June 3, 2019 / 9:38 AM / 2 months ago

TREASURIES-US 2-yr Treasury yield in biggest 2-day fall since 2008 crisis

(Updates, adds comment, chart)

By Sujata Rao

June 3 (Reuters) - U.S. Treasury bonds extended their rally on Monday as the trade war spilled over to other countries, with yields on two-year notes seeing their biggest two-day fall since the 2008 global financial crisis.

Ten-year Treasury yields slumped six basis points to 2.07%, the lowest since Sept 2017, while two-year yields slumped nine bps to 1.842% .

“The trade war is taking another leg higher which is negative in terms of global growth, demand, confidence and inflation and is also injecting a healthy dose of risk-off, which is all conspiring to push U.S. yields lower,” Richard McGuire, head of rates strategy at Rabobank, said.

The 2-year yield is down 23 bps in the past two sessions, reflecting a growing conviction that the U.S. Federal Reserve will start cutting interest rates to stave off recession as the trade war shows signs of escalating further and enveloping more countries.

In what is widely accepted as a recession signal, 10-year yields have been firmly below three-month note yields . The inversion in the yield curve has become more pronounced and is now around 27 bps, the deepest since 2007.

“U.S. front-end curve inversion continues unabated; further gains are likely to be led by (rate)cut pricing moving further in,” Goldman Sachs told clients.

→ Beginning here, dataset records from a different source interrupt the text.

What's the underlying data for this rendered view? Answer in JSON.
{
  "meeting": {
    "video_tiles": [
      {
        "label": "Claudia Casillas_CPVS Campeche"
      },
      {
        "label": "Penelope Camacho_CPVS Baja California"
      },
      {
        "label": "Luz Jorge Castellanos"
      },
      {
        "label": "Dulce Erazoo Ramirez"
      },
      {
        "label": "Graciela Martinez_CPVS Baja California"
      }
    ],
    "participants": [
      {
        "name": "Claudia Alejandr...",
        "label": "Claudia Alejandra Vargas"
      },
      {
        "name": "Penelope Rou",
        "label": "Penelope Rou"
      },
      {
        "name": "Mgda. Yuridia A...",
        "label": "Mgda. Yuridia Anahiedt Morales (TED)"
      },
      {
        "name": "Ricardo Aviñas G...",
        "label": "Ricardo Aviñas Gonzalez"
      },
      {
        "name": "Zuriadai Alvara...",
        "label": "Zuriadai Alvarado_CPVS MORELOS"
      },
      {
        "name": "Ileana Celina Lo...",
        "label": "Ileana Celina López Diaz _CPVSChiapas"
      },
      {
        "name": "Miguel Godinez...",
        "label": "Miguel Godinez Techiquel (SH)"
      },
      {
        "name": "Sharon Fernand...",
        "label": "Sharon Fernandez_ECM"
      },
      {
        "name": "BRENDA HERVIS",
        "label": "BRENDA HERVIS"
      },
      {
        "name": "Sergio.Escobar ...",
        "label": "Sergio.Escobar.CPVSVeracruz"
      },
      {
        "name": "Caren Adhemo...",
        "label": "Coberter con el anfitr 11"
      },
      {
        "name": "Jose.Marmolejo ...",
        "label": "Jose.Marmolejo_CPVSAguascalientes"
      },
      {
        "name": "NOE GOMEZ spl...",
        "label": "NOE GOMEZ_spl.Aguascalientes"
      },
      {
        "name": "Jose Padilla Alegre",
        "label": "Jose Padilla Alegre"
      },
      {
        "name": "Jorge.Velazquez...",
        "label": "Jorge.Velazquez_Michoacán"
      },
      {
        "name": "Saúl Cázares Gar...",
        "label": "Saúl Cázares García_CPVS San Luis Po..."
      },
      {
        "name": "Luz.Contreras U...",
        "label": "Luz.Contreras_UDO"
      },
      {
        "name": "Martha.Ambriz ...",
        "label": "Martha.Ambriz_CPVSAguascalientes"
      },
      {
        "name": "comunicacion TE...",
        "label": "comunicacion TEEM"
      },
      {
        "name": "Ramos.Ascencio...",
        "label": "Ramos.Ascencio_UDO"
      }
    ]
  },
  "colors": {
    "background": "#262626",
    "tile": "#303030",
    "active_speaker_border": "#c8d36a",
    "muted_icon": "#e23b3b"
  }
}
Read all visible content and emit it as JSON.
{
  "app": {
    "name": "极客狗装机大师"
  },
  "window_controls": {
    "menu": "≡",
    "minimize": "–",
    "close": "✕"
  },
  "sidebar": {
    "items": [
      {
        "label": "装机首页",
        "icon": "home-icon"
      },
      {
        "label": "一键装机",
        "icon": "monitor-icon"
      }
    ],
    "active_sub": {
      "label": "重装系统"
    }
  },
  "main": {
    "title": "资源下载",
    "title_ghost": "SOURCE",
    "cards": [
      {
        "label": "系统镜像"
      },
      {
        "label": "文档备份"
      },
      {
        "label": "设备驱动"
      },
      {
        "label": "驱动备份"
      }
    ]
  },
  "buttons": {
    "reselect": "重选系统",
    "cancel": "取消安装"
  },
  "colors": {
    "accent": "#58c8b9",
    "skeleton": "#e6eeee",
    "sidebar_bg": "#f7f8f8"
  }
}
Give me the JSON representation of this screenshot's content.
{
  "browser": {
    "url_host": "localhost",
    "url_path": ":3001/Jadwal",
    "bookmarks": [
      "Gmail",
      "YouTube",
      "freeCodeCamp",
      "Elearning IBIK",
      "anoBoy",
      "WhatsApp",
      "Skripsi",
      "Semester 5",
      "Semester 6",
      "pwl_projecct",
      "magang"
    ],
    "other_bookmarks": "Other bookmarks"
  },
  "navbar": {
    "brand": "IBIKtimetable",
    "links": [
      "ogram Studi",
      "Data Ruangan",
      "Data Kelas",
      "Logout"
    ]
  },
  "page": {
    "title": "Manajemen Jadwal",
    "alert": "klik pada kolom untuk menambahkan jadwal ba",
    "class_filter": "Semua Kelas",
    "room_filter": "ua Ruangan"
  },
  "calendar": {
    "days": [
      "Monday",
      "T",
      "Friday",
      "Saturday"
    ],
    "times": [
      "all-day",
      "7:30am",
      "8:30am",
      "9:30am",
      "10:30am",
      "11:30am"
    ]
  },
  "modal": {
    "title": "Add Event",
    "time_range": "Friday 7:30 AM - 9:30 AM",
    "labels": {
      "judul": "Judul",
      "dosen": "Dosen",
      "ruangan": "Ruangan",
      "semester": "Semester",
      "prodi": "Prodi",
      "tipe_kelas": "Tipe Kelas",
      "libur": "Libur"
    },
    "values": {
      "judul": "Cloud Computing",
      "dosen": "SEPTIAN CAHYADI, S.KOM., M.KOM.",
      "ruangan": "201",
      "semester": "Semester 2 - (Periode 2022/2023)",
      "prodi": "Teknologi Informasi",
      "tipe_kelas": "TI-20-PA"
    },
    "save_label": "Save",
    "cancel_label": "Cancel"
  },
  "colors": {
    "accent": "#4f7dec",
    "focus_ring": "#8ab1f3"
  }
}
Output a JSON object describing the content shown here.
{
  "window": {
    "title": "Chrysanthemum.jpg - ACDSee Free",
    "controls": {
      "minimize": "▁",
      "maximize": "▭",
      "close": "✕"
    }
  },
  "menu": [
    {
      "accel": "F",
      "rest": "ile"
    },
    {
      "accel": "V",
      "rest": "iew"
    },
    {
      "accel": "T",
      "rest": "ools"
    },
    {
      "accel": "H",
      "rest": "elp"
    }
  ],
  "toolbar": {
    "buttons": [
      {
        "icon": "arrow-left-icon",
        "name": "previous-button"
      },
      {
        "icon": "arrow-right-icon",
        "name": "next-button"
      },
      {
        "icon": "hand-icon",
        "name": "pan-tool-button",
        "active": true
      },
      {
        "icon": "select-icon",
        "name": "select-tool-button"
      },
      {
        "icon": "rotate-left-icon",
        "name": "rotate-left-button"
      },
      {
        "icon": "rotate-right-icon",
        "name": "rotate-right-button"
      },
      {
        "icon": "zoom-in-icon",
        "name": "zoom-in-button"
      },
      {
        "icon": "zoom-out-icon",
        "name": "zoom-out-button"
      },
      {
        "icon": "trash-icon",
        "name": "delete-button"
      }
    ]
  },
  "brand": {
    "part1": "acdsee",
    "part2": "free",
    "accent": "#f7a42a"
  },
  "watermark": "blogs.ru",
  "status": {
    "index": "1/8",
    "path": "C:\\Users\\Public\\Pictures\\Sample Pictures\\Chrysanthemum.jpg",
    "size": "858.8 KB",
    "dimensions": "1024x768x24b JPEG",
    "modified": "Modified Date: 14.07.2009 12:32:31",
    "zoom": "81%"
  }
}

At the weekend, the U.S. bank lowered its second-quarter growth forecast for the United States.

Interest rate futures traders are now pricing in a 40% chance of a rate cut at the Fed’s July meeting, up from 18% a week ago, according to the CME Group’s FedWatch Tool. A cut by December is seen as 90% likely.

Many big banks are changing their view on the Fed rate outlook — JPMorgan which previously saw an even chance of rate cuts this year, predicted on Friday there would be two cuts by end-2019.

If the White House carries out its threats to up tariffs to 25% against Mexico by October, JPMorgan said “much more” than a 0.50% reduction in the Fed’s target rate may be required.